Taking patient priorities into account

The trial was designed in collaboration with patients representatives for the NIHR Biomedical Research Centre (BRC) at The Royal Marsden and the ICR, including a funding co-applicant, to ensure that the views and priorities of patients, such as reducing over-treatment and minimising the risk of side-effects, were taken into account.

Professor David Cunningham, TRACC study lead, Consultant Medical Oncologist at The Royal Marsden and Director of the NIHR BRC at The Royal Marsden and the ICR, said:

“We are striving to deliver personalised care to our patients so that the patients who really need chemotherapy after bowel cancer surgery get it and those who do not can avoid the side effects of treatment without a detriment  to cure  and have better quality of life.

The use of a simple blood test to tailor treatments to individual patients could revolutionise treatment for operable bowel cancer within five to eight years, sparing around 6,500 patients from unnecessary chemotherapy every year, and may enable the NHS to save millions annually.”
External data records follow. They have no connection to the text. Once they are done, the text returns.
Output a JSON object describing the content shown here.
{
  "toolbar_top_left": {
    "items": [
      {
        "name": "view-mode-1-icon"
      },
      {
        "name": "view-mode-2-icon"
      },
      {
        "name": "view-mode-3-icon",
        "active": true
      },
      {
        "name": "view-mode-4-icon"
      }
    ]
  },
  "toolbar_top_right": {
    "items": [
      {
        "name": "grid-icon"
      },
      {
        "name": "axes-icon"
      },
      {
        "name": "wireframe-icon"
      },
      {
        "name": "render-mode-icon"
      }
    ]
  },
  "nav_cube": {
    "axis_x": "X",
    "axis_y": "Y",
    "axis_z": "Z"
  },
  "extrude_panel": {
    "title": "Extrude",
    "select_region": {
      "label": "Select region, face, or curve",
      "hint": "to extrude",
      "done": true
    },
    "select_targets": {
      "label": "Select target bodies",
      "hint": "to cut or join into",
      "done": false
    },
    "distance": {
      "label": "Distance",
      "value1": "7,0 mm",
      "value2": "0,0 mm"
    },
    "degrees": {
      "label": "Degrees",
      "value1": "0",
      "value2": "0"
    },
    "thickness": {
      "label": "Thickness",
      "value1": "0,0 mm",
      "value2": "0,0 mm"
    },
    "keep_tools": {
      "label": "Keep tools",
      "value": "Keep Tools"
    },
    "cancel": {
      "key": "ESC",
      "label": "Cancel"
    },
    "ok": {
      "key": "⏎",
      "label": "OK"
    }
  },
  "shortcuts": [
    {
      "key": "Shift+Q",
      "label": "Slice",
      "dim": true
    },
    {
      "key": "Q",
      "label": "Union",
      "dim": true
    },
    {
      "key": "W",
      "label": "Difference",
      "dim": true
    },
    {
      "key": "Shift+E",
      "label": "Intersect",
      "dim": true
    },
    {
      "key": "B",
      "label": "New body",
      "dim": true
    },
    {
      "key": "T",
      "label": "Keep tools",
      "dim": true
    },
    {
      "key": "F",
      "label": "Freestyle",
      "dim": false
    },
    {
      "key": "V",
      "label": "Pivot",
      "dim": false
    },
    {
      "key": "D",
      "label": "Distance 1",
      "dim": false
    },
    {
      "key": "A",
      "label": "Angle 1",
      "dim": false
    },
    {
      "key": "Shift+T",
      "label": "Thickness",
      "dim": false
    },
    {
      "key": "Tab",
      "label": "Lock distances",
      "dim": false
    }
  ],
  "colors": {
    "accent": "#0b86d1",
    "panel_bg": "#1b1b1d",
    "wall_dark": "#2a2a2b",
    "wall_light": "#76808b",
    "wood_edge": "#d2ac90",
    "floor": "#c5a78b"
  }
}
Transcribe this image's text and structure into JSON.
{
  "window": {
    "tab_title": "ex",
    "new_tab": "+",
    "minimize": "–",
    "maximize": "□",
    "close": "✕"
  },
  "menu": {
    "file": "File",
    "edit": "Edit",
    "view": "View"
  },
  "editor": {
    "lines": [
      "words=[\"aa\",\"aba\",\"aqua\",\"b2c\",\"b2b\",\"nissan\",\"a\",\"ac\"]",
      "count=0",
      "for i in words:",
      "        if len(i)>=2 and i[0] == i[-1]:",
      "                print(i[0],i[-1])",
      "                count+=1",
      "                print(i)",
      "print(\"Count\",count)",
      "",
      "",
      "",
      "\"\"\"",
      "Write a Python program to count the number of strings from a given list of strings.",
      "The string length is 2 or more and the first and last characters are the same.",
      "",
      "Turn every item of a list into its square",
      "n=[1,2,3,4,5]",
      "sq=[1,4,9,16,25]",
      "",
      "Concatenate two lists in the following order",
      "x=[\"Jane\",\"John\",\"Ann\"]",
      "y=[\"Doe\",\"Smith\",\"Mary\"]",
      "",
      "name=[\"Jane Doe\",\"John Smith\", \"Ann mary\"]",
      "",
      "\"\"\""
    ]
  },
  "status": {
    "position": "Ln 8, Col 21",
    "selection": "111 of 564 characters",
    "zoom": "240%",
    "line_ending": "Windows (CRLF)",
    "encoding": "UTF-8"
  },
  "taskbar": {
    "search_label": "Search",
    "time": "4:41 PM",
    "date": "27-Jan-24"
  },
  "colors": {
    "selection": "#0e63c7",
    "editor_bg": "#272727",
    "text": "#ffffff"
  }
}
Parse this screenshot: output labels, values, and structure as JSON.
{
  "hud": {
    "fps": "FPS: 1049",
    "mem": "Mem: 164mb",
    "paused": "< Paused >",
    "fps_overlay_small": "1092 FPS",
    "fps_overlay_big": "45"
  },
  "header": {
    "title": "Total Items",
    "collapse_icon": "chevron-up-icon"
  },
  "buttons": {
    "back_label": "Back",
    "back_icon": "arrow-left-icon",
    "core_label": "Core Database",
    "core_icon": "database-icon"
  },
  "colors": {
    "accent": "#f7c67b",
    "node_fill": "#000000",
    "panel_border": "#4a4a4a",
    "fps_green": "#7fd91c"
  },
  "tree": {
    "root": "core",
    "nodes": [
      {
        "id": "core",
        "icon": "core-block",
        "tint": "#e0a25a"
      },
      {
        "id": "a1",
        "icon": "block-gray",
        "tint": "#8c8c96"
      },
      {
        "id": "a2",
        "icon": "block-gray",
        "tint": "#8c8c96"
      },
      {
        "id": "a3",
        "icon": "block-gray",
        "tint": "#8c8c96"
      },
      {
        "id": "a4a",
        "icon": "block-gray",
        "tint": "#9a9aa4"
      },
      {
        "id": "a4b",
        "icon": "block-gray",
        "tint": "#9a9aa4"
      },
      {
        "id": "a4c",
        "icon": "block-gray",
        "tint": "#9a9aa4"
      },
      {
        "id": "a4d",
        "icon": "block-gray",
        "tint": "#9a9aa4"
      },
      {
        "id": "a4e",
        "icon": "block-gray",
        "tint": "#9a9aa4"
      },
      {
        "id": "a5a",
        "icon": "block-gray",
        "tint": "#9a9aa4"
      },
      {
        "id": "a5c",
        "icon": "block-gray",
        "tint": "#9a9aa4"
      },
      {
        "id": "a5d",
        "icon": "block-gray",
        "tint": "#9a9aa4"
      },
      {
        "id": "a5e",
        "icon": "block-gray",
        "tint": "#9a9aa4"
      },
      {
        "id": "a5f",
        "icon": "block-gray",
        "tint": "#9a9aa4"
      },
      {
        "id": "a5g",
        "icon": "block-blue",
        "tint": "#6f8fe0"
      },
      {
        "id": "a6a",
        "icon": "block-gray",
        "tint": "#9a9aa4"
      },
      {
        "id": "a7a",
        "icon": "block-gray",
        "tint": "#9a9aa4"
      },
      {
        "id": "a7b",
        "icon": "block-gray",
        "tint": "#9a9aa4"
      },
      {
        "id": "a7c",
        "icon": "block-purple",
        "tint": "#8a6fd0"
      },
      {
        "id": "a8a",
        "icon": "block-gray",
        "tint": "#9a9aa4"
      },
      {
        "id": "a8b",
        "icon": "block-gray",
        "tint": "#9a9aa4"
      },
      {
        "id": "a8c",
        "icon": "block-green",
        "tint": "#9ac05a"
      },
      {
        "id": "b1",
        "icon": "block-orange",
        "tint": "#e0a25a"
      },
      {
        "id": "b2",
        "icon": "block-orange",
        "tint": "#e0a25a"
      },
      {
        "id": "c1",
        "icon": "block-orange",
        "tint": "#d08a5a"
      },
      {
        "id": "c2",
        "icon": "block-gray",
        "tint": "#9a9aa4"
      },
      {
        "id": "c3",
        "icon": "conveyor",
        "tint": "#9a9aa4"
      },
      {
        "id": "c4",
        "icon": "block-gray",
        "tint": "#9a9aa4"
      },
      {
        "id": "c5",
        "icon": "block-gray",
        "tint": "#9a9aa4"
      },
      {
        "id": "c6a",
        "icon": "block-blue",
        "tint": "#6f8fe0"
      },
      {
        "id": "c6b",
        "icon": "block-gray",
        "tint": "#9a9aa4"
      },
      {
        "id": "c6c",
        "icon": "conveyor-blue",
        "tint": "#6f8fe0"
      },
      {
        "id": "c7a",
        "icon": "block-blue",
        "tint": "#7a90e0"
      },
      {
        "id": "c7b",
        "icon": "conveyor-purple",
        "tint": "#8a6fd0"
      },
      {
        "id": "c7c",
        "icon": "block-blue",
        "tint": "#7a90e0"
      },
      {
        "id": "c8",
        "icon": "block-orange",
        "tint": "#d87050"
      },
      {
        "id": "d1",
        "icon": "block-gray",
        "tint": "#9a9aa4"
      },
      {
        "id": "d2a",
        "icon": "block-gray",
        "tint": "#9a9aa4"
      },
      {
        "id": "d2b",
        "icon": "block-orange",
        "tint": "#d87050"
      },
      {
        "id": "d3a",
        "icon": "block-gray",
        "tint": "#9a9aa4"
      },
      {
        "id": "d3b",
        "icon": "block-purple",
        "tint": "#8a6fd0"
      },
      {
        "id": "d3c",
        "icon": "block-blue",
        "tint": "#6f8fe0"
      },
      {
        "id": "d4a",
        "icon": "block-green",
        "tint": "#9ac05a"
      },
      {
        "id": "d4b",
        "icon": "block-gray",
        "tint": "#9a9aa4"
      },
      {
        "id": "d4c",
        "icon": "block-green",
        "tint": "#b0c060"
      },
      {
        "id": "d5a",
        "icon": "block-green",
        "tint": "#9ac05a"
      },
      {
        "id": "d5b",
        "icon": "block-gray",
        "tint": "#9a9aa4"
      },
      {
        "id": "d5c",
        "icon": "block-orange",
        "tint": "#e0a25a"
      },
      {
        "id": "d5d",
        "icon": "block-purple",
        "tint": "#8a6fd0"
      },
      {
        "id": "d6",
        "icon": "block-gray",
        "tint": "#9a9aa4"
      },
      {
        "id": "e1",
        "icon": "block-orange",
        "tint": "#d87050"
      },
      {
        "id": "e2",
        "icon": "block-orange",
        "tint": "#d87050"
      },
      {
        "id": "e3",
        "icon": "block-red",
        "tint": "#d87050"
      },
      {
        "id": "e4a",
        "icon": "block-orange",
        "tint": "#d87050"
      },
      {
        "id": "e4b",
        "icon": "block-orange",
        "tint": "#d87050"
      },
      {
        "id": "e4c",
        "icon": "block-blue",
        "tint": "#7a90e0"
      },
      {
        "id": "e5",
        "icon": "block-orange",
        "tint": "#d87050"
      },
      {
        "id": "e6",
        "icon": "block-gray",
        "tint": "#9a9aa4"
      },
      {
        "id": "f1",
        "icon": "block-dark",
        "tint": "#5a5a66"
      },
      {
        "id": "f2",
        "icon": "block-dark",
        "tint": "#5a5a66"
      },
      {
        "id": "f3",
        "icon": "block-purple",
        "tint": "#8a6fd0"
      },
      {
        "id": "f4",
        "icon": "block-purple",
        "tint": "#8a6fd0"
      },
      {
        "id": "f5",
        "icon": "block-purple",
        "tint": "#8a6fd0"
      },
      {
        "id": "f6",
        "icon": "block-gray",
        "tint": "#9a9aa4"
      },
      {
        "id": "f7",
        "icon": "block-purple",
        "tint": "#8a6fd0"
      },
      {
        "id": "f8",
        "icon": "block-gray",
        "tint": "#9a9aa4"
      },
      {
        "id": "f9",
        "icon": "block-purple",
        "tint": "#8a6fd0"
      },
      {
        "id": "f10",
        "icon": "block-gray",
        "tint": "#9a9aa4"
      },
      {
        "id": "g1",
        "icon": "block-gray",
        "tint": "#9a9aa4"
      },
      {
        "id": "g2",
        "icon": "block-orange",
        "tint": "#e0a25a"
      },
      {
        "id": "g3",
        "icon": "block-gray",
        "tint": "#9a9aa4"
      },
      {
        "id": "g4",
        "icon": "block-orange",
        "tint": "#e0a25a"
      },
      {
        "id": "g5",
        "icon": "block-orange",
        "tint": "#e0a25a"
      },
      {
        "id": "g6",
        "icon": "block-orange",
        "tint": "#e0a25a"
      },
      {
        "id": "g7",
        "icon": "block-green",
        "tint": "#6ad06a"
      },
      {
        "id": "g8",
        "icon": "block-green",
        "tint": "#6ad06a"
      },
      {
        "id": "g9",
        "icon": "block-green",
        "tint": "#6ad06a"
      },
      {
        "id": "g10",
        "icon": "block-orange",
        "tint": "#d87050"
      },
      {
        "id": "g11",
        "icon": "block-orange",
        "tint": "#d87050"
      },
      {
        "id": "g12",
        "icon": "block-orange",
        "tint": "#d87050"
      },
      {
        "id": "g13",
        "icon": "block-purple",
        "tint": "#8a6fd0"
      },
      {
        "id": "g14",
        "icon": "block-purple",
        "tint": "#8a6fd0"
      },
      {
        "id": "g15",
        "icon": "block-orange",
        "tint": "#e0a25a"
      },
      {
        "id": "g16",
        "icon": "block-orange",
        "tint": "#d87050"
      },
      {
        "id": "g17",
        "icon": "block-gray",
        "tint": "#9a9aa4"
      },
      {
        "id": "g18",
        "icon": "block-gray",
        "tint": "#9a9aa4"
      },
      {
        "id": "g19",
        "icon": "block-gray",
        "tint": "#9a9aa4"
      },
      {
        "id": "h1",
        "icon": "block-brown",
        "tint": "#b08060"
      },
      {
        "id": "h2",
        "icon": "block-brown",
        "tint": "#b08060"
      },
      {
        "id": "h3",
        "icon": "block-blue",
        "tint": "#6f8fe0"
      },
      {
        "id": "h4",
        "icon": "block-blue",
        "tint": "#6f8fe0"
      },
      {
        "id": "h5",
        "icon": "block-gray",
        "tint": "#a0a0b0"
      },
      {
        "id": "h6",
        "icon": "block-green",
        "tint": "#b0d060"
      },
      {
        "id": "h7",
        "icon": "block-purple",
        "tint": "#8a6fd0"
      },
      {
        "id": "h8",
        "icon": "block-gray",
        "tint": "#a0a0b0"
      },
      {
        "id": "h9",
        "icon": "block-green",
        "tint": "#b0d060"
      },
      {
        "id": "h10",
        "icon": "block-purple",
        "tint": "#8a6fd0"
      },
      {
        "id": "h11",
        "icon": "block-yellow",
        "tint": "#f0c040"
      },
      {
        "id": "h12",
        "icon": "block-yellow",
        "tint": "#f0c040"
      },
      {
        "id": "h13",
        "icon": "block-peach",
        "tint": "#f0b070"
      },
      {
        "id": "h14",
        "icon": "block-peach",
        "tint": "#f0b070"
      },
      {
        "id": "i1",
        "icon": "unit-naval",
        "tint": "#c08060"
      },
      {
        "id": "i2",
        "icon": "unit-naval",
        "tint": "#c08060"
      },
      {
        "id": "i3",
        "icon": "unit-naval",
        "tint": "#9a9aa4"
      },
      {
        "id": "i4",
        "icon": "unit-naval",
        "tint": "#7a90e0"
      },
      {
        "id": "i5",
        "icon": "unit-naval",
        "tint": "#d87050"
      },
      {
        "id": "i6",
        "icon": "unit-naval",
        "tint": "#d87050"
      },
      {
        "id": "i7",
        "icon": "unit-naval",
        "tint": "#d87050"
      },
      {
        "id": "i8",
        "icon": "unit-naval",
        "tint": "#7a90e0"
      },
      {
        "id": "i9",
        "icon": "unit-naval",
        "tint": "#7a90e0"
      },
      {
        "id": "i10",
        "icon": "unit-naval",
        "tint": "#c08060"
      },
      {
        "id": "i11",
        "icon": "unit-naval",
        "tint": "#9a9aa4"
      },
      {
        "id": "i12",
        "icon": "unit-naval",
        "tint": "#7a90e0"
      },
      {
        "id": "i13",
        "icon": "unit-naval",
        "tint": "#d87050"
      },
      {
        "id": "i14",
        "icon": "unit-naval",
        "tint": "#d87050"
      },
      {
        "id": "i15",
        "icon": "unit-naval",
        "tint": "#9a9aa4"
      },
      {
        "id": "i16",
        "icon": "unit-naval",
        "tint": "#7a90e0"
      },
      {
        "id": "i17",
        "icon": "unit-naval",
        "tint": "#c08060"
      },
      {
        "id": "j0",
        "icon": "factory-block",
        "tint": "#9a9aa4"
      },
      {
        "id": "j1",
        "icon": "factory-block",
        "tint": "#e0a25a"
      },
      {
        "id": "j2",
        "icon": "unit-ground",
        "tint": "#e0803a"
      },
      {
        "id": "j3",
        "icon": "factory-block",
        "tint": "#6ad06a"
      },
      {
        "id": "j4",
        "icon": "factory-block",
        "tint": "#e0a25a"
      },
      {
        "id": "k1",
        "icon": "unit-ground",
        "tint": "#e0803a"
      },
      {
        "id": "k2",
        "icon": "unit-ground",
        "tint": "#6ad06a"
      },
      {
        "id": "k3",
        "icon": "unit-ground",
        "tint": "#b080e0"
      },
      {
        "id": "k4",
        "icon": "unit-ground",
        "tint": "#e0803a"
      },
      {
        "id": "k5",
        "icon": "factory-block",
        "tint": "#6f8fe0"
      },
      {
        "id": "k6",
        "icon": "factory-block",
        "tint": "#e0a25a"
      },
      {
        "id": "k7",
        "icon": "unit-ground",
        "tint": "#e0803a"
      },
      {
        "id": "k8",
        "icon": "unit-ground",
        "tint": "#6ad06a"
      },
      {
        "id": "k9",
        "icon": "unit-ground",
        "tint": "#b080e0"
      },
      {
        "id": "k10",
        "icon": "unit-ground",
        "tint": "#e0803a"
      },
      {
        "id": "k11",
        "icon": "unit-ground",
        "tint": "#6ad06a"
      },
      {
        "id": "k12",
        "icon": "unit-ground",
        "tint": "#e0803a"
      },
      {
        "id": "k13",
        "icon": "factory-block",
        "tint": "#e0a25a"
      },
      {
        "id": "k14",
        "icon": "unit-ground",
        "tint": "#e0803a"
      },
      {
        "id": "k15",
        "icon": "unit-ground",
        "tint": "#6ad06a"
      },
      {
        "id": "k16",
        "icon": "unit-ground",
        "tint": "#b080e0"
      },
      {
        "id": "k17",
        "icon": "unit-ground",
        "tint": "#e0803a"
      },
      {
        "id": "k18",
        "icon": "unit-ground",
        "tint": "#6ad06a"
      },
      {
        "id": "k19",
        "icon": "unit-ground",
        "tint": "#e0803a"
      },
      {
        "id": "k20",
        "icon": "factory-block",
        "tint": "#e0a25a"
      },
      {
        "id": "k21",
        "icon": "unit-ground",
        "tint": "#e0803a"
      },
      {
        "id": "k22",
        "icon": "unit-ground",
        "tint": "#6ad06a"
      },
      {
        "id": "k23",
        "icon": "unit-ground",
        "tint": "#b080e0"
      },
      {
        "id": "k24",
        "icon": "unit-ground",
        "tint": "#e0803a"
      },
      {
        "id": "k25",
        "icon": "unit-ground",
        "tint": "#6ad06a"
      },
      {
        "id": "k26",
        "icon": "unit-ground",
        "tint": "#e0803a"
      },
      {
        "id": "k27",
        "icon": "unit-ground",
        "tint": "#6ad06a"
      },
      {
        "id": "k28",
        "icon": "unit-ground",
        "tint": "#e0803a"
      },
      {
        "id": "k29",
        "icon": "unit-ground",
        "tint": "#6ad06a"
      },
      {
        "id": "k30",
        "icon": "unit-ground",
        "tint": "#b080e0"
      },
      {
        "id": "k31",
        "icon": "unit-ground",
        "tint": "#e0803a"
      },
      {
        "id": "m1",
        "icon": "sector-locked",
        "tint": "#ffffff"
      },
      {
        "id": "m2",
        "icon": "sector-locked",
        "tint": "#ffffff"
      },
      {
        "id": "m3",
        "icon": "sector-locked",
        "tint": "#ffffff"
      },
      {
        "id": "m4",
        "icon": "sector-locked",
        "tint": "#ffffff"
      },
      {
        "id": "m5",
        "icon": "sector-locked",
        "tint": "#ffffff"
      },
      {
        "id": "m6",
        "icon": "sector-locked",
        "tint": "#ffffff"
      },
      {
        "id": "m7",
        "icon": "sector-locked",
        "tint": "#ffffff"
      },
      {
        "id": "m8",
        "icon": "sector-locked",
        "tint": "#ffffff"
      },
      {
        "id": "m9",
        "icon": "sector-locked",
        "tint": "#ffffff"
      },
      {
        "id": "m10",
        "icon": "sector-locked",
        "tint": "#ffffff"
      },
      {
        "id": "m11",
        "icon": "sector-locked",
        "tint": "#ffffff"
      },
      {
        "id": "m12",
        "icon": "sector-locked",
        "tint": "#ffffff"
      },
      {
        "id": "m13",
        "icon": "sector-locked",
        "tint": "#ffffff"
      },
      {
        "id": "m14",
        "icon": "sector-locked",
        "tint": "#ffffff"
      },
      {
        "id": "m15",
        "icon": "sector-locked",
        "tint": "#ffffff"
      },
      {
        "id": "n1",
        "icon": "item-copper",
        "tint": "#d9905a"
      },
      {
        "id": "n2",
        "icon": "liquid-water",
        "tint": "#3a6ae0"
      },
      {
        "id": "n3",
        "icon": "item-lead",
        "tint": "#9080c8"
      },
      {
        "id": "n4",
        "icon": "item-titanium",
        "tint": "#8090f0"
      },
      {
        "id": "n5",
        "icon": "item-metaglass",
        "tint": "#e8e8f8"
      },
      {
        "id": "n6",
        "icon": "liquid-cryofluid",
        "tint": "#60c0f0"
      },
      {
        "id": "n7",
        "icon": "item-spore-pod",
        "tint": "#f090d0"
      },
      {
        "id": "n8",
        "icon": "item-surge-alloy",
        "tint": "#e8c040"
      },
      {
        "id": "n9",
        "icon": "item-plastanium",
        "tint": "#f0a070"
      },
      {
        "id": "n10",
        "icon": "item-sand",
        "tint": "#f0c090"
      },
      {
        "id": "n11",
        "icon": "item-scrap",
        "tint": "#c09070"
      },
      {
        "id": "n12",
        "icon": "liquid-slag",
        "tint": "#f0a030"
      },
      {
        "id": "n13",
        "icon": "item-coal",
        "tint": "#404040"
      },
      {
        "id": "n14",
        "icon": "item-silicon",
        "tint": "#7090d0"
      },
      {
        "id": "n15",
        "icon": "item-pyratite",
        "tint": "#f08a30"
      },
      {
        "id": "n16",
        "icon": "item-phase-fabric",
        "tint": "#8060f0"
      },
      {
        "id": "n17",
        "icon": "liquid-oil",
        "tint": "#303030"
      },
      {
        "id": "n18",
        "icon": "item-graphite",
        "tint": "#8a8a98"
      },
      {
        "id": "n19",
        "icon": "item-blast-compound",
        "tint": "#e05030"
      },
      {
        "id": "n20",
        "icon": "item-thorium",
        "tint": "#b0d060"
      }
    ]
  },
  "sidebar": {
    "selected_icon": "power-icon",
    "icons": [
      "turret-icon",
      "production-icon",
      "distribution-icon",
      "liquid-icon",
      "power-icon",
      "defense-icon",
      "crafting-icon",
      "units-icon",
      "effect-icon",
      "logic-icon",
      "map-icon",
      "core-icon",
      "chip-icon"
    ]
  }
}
Peter Wheatstone, Patient Advocate for the NIHR BRC at The Royal Marsden and the ICR, and co-applicant on the TRACC grant, said:

“As a bowel cancer patient, I agreed to have chemotherapy because it wasn’t possible to tell if all of the cancer had been removed by surgery. Although my treatment finished several years ago I still suffer from some of the long-term side effects of chemotherapy but have no idea whether I actually benefited from it.

The TRACC trial gives me hope that it may be possible to identify patients who do not require chemotherapy, sparing many from unnecessary side-effects.”

This project (NIHR128529) is funded by the Efficacy and Mechanism Evaluation (EME) Programme, an MRC and NIHR partnership. The views expressed in this publication are those of the author(s) and not necessarily those of the MRC, NIHR or the Department of Health and Social Care.’